Un nouveau choc secoue les cercles du pouvoir malien. Le général de corps d’armée Sadio Camara a été tué samedi 25 avril dans une attaque attribuée au JNIM, selon un communiqué du Comité transitoire civilo-militaire (CTCM). L’attentat, mené à son domicile de Kati, près de Bamako, s’inscrit dans une série d’opérations coordonnées ayant visé plusieurs localités du pays.
Figure centrale de l’appareil sécuritaire malien, Sadio Camara occupait une place stratégique dans la lutte contre les groupes armés actifs au Sahel. Sa disparition, dans des circonstances violentes et ciblées, met en lumière la vulnérabilité persistante des plus hauts responsables militaires face à des organisations jihadistes capables de frapper au cœur même des zones réputées sécurisées.
La dépouille du général a été transférée au Génie militaire de Bamako.

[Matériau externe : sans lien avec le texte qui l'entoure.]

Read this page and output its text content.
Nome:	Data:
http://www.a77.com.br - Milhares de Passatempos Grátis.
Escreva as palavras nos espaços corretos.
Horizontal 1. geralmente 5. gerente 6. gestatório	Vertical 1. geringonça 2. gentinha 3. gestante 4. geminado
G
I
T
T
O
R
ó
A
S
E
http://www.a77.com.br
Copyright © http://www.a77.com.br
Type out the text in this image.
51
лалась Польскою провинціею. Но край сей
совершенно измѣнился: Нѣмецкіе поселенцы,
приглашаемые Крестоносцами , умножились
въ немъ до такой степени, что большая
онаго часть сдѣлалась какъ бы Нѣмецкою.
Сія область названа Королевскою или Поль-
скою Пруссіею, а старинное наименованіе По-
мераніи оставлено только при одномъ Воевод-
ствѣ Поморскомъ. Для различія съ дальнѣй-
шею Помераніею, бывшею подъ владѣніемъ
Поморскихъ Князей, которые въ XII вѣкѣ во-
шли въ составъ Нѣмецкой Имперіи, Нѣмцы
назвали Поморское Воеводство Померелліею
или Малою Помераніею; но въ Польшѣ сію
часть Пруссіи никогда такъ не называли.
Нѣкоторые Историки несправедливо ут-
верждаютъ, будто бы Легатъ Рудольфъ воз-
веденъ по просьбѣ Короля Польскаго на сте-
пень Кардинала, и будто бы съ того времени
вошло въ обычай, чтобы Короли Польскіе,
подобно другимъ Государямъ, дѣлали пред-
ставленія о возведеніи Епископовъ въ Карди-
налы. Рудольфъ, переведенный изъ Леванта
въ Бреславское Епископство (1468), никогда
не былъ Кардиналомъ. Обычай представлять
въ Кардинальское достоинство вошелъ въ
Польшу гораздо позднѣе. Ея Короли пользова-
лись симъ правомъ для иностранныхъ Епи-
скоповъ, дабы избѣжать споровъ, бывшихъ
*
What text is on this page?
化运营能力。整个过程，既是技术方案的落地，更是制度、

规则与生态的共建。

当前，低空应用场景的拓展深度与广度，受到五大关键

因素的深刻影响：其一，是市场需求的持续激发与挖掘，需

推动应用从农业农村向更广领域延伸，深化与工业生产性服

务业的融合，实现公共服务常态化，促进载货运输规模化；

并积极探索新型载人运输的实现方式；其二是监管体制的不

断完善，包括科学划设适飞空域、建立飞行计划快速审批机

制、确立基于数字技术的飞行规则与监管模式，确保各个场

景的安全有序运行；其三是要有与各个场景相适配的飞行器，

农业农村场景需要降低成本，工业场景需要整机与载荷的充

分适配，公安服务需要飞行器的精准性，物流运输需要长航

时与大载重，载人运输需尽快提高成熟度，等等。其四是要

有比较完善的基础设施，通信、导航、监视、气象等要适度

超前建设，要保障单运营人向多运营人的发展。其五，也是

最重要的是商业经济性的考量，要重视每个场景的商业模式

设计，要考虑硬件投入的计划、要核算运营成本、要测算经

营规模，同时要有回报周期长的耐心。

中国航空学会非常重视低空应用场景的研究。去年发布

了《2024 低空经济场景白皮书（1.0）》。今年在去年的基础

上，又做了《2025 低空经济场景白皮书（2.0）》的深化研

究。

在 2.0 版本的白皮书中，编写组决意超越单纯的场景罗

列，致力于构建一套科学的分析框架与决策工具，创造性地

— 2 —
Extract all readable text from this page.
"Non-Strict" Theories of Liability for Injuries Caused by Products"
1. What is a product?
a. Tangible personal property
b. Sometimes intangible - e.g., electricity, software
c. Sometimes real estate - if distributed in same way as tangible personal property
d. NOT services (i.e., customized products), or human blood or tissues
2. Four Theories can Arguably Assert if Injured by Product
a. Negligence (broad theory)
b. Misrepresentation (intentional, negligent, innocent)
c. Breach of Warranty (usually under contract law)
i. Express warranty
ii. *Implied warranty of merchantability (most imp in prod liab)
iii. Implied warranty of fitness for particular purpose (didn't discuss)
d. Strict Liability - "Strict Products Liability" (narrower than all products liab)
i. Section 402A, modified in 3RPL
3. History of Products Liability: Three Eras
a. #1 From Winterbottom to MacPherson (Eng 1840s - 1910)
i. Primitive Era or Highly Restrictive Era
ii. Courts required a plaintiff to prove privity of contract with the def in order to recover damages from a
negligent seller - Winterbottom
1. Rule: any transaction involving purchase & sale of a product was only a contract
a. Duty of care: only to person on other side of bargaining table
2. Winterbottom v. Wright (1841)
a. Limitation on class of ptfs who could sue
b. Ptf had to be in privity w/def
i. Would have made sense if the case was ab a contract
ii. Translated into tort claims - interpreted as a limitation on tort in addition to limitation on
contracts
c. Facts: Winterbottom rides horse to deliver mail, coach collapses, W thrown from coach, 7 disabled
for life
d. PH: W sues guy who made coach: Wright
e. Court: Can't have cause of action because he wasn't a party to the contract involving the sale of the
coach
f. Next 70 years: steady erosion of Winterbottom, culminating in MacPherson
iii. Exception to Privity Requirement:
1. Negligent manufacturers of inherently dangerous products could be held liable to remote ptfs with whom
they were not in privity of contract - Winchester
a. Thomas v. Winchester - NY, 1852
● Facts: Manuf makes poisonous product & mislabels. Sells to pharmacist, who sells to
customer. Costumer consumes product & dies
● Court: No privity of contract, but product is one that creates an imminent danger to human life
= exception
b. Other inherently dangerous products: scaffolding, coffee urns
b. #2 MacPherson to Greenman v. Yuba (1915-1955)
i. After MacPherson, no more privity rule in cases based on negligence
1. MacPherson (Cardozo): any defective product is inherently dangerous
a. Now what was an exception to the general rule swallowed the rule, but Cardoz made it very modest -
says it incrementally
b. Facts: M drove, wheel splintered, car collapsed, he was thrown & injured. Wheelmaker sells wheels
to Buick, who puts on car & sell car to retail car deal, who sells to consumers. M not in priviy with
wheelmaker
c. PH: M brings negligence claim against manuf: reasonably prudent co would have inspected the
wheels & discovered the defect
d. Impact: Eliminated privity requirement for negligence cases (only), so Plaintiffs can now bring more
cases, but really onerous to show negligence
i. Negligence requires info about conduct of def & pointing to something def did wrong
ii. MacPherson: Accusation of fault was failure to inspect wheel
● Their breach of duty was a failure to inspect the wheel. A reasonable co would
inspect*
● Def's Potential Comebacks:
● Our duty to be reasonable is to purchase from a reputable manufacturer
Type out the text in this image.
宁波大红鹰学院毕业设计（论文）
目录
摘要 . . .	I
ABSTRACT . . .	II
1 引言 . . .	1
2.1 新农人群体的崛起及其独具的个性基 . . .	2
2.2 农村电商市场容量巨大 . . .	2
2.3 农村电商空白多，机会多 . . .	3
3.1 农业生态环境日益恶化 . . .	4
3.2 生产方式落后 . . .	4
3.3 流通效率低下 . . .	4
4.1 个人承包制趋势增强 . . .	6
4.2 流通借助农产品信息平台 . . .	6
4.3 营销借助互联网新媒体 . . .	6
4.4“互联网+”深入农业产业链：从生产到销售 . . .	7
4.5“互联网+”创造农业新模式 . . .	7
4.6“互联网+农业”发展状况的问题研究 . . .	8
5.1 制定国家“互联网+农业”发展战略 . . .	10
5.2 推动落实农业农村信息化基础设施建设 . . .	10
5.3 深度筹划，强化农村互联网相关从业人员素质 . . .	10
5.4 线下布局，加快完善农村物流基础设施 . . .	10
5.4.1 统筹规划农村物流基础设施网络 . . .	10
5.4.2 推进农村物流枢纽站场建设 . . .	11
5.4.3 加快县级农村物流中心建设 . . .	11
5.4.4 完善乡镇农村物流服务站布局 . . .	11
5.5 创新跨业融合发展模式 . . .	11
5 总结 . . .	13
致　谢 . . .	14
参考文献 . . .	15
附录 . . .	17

Les autorités ont annoncé une inhumation imminente, accompagnée des honneurs militaires, dans un contexte de deuil national non déclaré mais palpable.
Au-delà de la perte symbolique, l’attaque a également touché d’autres piliers de l’appareil sécuritaire. Le général Modibo Koné, à la tête de l’Agence nationale de la sécurité d’État (ANSE), a été blessé et opéré avec succès dans une clinique de la capitale. Le chef d’état-major général des armées, le général Oumar Diarra, a lui aussi été atteint. Hospitalisé à Kati, son état est jugé stable.
Ces attaques coordonnées illustrent une évolution préoccupante du mode opératoire des groupes affiliés à Al-Qaïda dans la région. Longtemps cantonnés à des zones rurales ou périphériques, ils démontrent désormais leur capacité à infiltrer des espaces urbains et à cibler des figures de premier plan, avec un impact politique et psychologique considérable.
Dans son communiqué, le CTCM a exprimé ses condoléances aux familles des victimes et assuré que les blessés recevaient les soins nécessaires. Aucune précision n’a toutefois été apportée sur les mesures sécuritaires envisagées à court terme pour prévenir de nouvelles attaques de cette ampleur.